La création théâtrale « Camus l’Africain », mettant en scène l’histoire d’un vieux français né en Algérie sur des textes de l’auteure Moni Grégo et des extraits d’œuvres du Prix Nobel de littérature a été présentée lundi soir à Alger.
Programmé à l’Institut français, ce monologue d’une heure, interprété par le comédien français Yves Ferry, propose un retour sur des drames humains de l’époque coloniale, à travers les souvenirs, entre remords et nostalgie, racontés à son fils par un « pied-noir » du nom d’Etienne, et alternés avec des lectures de l’écrivain et penseur français.
Dans un décor dépouillé, constitué de quelques meubles et d’un fond de ciel bleu, Yves Ferry passe ainsi d’ »Etienne le père », vieillard malade et tourmenté par son « aveuglement » face à la réalité algérienne de l’époque, à « Albert le poète », intellectuel humaniste et subjugué par la beauté du pays où il est né.
Grâce aux multiples résonances entre les deux parties, cette pièce apporte un éclairage sur la position « ambiguë » d’Albert Camus sur la guerre d’indépendance algérienne et la colonisation, tout en approfondissant le conflit intérieur d’un homme au crépuscule de son existence n’ayant pas su, ou pas voulu, voir l’inhumanité d’un système condamnant tout un peuple à la misère.

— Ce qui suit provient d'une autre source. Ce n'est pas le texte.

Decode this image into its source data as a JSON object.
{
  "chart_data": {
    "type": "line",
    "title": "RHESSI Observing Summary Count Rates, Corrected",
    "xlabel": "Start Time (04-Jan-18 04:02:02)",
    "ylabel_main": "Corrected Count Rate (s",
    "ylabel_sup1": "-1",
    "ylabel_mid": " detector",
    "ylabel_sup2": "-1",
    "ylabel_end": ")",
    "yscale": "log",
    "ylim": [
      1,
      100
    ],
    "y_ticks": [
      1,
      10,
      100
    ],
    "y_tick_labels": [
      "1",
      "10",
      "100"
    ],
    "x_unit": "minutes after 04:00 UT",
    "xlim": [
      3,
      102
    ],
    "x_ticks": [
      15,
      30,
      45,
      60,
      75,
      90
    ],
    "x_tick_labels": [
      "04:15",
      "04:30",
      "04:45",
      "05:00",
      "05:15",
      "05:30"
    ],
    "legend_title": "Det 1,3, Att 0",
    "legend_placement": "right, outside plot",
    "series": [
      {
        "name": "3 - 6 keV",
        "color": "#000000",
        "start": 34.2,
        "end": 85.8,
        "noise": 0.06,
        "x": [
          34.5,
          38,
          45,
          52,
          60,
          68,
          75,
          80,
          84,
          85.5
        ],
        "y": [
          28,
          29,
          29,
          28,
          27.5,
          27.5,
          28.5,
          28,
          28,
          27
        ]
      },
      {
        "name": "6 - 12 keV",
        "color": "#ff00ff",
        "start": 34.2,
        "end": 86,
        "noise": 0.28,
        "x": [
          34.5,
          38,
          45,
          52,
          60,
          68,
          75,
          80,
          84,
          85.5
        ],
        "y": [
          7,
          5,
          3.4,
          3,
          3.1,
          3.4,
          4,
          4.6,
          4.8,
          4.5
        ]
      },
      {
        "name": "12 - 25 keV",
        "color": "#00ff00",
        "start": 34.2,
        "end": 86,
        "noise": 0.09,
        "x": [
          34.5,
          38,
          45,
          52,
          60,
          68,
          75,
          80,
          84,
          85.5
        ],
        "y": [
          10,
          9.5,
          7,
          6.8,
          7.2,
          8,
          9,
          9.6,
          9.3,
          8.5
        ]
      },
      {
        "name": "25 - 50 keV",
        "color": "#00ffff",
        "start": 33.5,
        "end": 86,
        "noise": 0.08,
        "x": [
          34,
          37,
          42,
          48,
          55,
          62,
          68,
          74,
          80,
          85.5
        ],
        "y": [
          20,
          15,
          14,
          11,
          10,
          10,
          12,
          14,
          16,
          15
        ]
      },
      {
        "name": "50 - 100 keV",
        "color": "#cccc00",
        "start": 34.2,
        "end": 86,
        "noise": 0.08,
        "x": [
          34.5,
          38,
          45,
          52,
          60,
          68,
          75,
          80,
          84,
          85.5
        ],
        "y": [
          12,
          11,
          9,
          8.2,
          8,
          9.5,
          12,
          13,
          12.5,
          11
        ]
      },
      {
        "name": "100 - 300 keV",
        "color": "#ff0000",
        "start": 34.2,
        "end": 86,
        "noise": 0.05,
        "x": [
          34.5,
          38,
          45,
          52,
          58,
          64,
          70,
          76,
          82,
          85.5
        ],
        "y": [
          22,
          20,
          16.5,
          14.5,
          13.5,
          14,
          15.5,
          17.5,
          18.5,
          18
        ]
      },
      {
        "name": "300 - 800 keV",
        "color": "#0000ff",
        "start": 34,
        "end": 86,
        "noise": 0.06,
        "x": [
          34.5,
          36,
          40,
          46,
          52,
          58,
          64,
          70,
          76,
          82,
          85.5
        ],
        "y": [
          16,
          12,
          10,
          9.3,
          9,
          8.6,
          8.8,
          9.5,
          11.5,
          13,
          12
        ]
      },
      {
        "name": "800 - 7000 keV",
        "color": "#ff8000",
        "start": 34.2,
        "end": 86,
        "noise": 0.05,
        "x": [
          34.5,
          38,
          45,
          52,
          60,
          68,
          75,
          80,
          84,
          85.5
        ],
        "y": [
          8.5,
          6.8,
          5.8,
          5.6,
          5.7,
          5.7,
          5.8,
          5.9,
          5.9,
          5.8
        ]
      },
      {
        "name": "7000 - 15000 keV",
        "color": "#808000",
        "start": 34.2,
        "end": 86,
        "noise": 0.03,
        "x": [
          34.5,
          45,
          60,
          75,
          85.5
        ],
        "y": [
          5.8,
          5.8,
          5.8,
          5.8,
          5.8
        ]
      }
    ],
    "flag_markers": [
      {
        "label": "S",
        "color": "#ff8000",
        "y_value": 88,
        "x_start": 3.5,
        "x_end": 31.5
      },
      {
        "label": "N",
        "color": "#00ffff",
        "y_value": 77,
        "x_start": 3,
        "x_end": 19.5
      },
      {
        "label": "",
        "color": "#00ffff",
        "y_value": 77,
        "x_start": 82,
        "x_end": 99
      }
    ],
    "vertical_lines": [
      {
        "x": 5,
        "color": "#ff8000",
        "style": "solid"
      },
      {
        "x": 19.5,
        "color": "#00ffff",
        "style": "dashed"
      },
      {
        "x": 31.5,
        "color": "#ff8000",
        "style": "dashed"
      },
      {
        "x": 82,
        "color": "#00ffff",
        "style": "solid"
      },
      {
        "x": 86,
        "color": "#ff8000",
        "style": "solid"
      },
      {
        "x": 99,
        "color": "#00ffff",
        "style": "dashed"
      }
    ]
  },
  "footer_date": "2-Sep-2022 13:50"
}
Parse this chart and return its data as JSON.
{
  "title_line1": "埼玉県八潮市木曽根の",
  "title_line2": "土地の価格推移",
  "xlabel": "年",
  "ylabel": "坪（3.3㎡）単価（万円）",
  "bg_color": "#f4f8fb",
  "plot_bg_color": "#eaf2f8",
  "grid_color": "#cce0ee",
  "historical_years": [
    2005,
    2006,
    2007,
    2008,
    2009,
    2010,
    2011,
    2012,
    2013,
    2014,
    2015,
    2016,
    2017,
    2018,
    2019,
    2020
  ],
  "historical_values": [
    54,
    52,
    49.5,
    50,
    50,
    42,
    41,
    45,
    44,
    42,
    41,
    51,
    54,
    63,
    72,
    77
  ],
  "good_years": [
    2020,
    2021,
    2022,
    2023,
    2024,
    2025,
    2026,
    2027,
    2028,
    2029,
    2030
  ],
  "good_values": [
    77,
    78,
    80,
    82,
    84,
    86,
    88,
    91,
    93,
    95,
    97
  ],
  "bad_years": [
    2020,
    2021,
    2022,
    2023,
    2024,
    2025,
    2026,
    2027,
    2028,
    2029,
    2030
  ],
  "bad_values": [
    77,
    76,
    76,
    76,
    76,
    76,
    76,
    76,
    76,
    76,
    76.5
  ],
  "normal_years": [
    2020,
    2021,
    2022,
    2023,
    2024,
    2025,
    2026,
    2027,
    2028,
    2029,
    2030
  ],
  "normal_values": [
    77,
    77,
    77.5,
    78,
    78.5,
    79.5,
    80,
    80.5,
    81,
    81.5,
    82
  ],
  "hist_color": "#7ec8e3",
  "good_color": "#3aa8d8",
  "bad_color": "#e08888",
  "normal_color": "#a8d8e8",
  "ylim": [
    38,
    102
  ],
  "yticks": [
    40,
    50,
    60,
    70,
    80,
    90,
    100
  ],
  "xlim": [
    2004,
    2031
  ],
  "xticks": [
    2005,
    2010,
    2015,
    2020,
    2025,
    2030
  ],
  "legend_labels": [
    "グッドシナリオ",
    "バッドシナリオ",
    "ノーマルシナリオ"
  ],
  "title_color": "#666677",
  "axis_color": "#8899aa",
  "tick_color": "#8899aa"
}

« Mon fils, je n’ai pas su voir que dans ce pays si beau, si accueillant, si fertile, il y avait des gens qui vivaient une misère noire, de celle qui vous humilie, qui fait de vous des sous-hommes », dira-il avec regret.
Ce constat amer d’ »Etienne » sera, d’ailleurs, l’occasion d’évoquer Meursault, héros polémique de « L’Etranger »(1942) condamné à mort pour avoir « tué un Arabe » auquel le personnage va s’identifier.
Evoquant d’autres thèmes chers à Camus, Moni Grégo, également metteur en scène de la pièce, a par ailleurs choisi de lier la nostalgie du vieillard de sa « vie heureuse et sensuelle » en Algérie à l’attachement profond de Camus à la civilisation méditerranéenne, magnifiée dans son livre « Noces » (1939).
En choisissant un jeu de miroirs entre la figure d’un écrivain orphelin de père et à l’enfance pauvre, avec celle d’un « pied noir vivant chichement » qui s’adresse à son fils pour parler d’une « histoire tragique », Moni Grégo dit également avoir voulu « interpeller la responsabilité et la faillite » morale des pères, représentés par la génération d’Etienne.
Quant au choix du titre de la pièce, il souligne, selon l’auteure, la « dimension universelle de Camus », par un clin d’oeil à d’autres personnages historiques comme l’explorateur et diplomate, né dans la même région du monde quelques siècles plus tôt, Léon l’Africain.
Marquant le centenaire de sa naissance, plusieurs rencontres et conférences autour d’Albert Camus sont organisées durant le mois de novembre dans les différents Instituts français en Algérie.